Yemen’in tehdit ve hedef yelpazesi genişliyor

Bu gelişmelerin ardından bazı büyük şirketler gerginliği azaltmak için rotalarını yeniden düzenlemeye başladı. Fransız CMA CGM, Ensarullah hareketinin Mayıs ayında saldırılarını askıya almasının ardından Süveyş Kanalı üzerinden hizmete dönmüştü. Ancak şirket, Siyonist rejim İsrail’le bağlantılı Maersk gibi firmalarla iş birliği nedeniyle yeniden Yemen’in hedef listesine girdi.

Yemen'in geniş ortaklıklara dayalı hedef listeleri oluşturduğuna veya hatta açık uydu verileri aracılığıyla gemileri izlemek ve takip etmek için yapay zeka teknolojilerini kullandığına dair veriler de mevcut.

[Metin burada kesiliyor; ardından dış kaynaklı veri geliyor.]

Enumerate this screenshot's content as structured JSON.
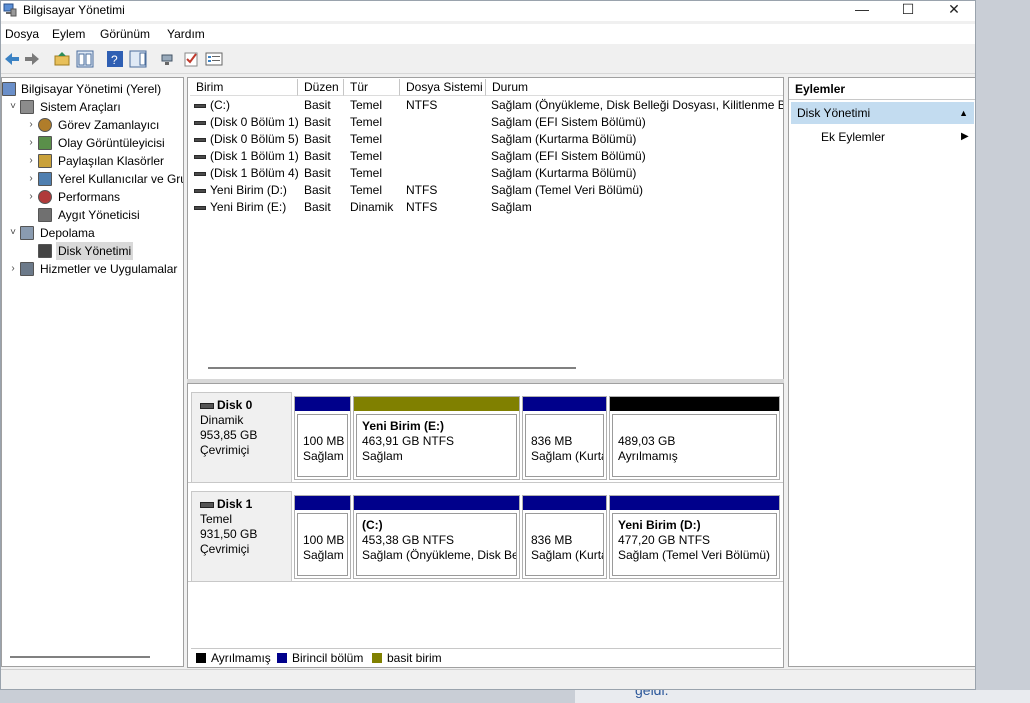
{
  "window": {
    "title": "Bilgisayar Yönetimi",
    "controls": {
      "minimize": "—",
      "maximize": "☐",
      "close": "✕"
    }
  },
  "menu": [
    "Dosya",
    "Eylem",
    "Görünüm",
    "Yardım"
  ],
  "toolbar": [
    "back-icon",
    "forward-icon",
    "up-folder-icon",
    "show-hide-tree-icon",
    "help-icon",
    "action-pane-icon",
    "connect-icon",
    "check-icon",
    "properties-icon"
  ],
  "tree": {
    "items": [
      {
        "label": "Bilgisayar Yönetimi (Yerel)",
        "level": 0,
        "expander": "",
        "icon": "computer-management-icon"
      },
      {
        "label": "Sistem Araçları",
        "level": 1,
        "expander": "˅",
        "icon": "system-tools-icon"
      },
      {
        "label": "Görev Zamanlayıcı",
        "level": 2,
        "expander": "›",
        "icon": "task-scheduler-icon"
      },
      {
        "label": "Olay Görüntüleyicisi",
        "level": 2,
        "expander": "›",
        "icon": "event-viewer-icon"
      },
      {
        "label": "Paylaşılan Klasörler",
        "level": 2,
        "expander": "›",
        "icon": "shared-folders-icon"
      },
      {
        "label": "Yerel Kullanıcılar ve Gru",
        "level": 2,
        "expander": "›",
        "icon": "local-users-icon"
      },
      {
        "label": "Performans",
        "level": 2,
        "expander": "›",
        "icon": "performance-icon"
      },
      {
        "label": "Aygıt Yöneticisi",
        "level": 2,
        "expander": "",
        "icon": "device-manager-icon"
      },
      {
        "label": "Depolama",
        "level": 1,
        "expander": "˅",
        "icon": "storage-icon"
      },
      {
        "label": "Disk Yönetimi",
        "level": 2,
        "expander": "",
        "icon": "disk-management-icon",
        "selected": true
      },
      {
        "label": "Hizmetler ve Uygulamalar",
        "level": 1,
        "expander": "›",
        "icon": "services-icon"
      }
    ]
  },
  "volume_list": {
    "columns": [
      "Birim",
      "Düzen",
      "Tür",
      "Dosya Sistemi",
      "Durum"
    ],
    "rows": [
      [
        "(C:)",
        "Basit",
        "Temel",
        "NTFS",
        "Sağlam (Önyükleme, Disk Belleği Dosyası, Kilitlenme Bil"
      ],
      [
        "(Disk 0 Bölüm 1)",
        "Basit",
        "Temel",
        "",
        "Sağlam (EFI Sistem Bölümü)"
      ],
      [
        "(Disk 0 Bölüm 5)",
        "Basit",
        "Temel",
        "",
        "Sağlam (Kurtarma Bölümü)"
      ],
      [
        "(Disk 1 Bölüm 1)",
        "Basit",
        "Temel",
        "",
        "Sağlam (EFI Sistem Bölümü)"
      ],
      [
        "(Disk 1 Bölüm 4)",
        "Basit",
        "Temel",
        "",
        "Sağlam (Kurtarma Bölümü)"
      ],
      [
        "Yeni Birim (D:)",
        "Basit",
        "Temel",
        "NTFS",
        "Sağlam (Temel Veri Bölümü)"
      ],
      [
        "Yeni Birim (E:)",
        "Basit",
        "Dinamik",
        "NTFS",
        "Sağlam"
      ]
    ]
  },
  "disks": [
    {
      "name": "Disk 0",
      "type": "Dinamik",
      "size": "953,85 GB",
      "status": "Çevrimiçi",
      "partitions": [
        {
          "title": "",
          "line1": "100 MB",
          "line2": "Sağlam",
          "bar": "#00008b"
        },
        {
          "title": "Yeni Birim  (E:)",
          "line1": "463,91 GB NTFS",
          "line2": "Sağlam",
          "bar": "#808000"
        },
        {
          "title": "",
          "line1": "836 MB",
          "line2": "Sağlam (Kurta",
          "bar": "#00008b"
        },
        {
          "title": "",
          "line1": "489,03 GB",
          "line2": "Ayrılmamış",
          "bar": "#000000"
        }
      ]
    },
    {
      "name": "Disk 1",
      "type": "Temel",
      "size": "931,50 GB",
      "status": "Çevrimiçi",
      "partitions": [
        {
          "title": "",
          "line1": "100 MB",
          "line2": "Sağlam",
          "bar": "#00008b"
        },
        {
          "title": "(C:)",
          "line1": "453,38 GB NTFS",
          "line2": "Sağlam (Önyükleme, Disk Bel",
          "bar": "#00008b"
        },
        {
          "title": "",
          "line1": "836 MB",
          "line2": "Sağlam (Kurta",
          "bar": "#00008b"
        },
        {
          "title": "Yeni Birim  (D:)",
          "line1": "477,20 GB NTFS",
          "line2": "Sağlam (Temel Veri Bölümü)",
          "bar": "#00008b"
        }
      ]
    }
  ],
  "legend": [
    {
      "label": "Ayrılmamış",
      "color": "#000000"
    },
    {
      "label": "Birincil bölüm",
      "color": "#00008b"
    },
    {
      "label": "basit birim",
      "color": "#808000"
    }
  ],
  "actions": {
    "title": "Eylemler",
    "section": "Disk Yönetimi",
    "section_arrow": "▲",
    "item": "Ek Eylemler",
    "item_arrow": "▶"
  },
  "background_text": "geldi."
}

IOS Risk Group danışmanlık birimi başkanı Martin Kelly, Kızıldeniz’de durumun giderek daha karmaşık hale geldiğini, işgal rejimi İsrail’le doğrudan ya da dolaylı her türlü bağlantının gemileri doğrudan tehdit altına sokabileceğini söyledi. Bu nedenle denizcilik şirketleri, yüksek ekonomik ve lojistik maliyetlere rağmen rotalarını Ümit Burnu’na yönlendirmek zorunda kalıyor.

Bu eğilim, özellikle son haftalarda Kızıldeniz'de ABD uçak gemilerinin bulunmaması (ki bu durum 2023 sonlarından beri nadir görülen bir durumdur) göz önüne alındığında, ABD'nin bölgedeki caydırıcılığının sınırlı olduğu ortaya çıktıktan sonra daha da belirginleşti. Amerikan medyası, bu durumu ülke için aşağılayıcı olarak değerlendiriyor ve Kızıldeniz'deki yoğun ABD askeri varlığına rağmen Washington'ın Yemen operasyonlarının devamını engelleyemediğini veya uluslararası nakliyeyi etkileme kabiliyetini sınırlayamadığını vurguluyor.

Yemen’in Kızıldeniz’de yeni denklemi

Kızıldeniz’de güvenlik durumunun kötüleşmesi, özellikle Mısır gibi bölge ülkelerini doğrudan etkiliyor. Kahire, bu hayati su yolunun güvenliğinin diplomasi ve bölgesel iş birliği yoluyla sağlanması gerektiğini belirtiyor. Mısır Dışişleri Bakanı Bedr Abdulati, Yunan mevkidaşıyla Atina’daki ortak basın toplantısında, Süveyş Kanalı gelirlerindeki kaybın 8,5 milyar doları aştığını söyledi.

Bakan’ın bu açıklaması, Yemen’in Mısır ve Türkiye’den hareket eden gemileri işgal altındaki Filistin limanlarına gittikleri takdirde hedef alacağı uyarısından iki gün sonra geldi. Sana’daki Yemen resmi ajansı ise uydu verilerinin, Mısır ve Türkiye limanlarından Hayfa ve Aşdod’a doğru gemi hareketliliğinin sürdüğünü gösterdiğini bildirdi.

Kızıldeniz’deki yeni denklem basit ama karmaşık bir önermeye dayanıyor: Gazze soykırım ve açlık tehdidi altında olduğu sürece, deniz taşımacılığı için güvenli rota olmayacak ve bu durum, siyonist rejimin saldırı ve ablukası sona erene kadar devam edecek.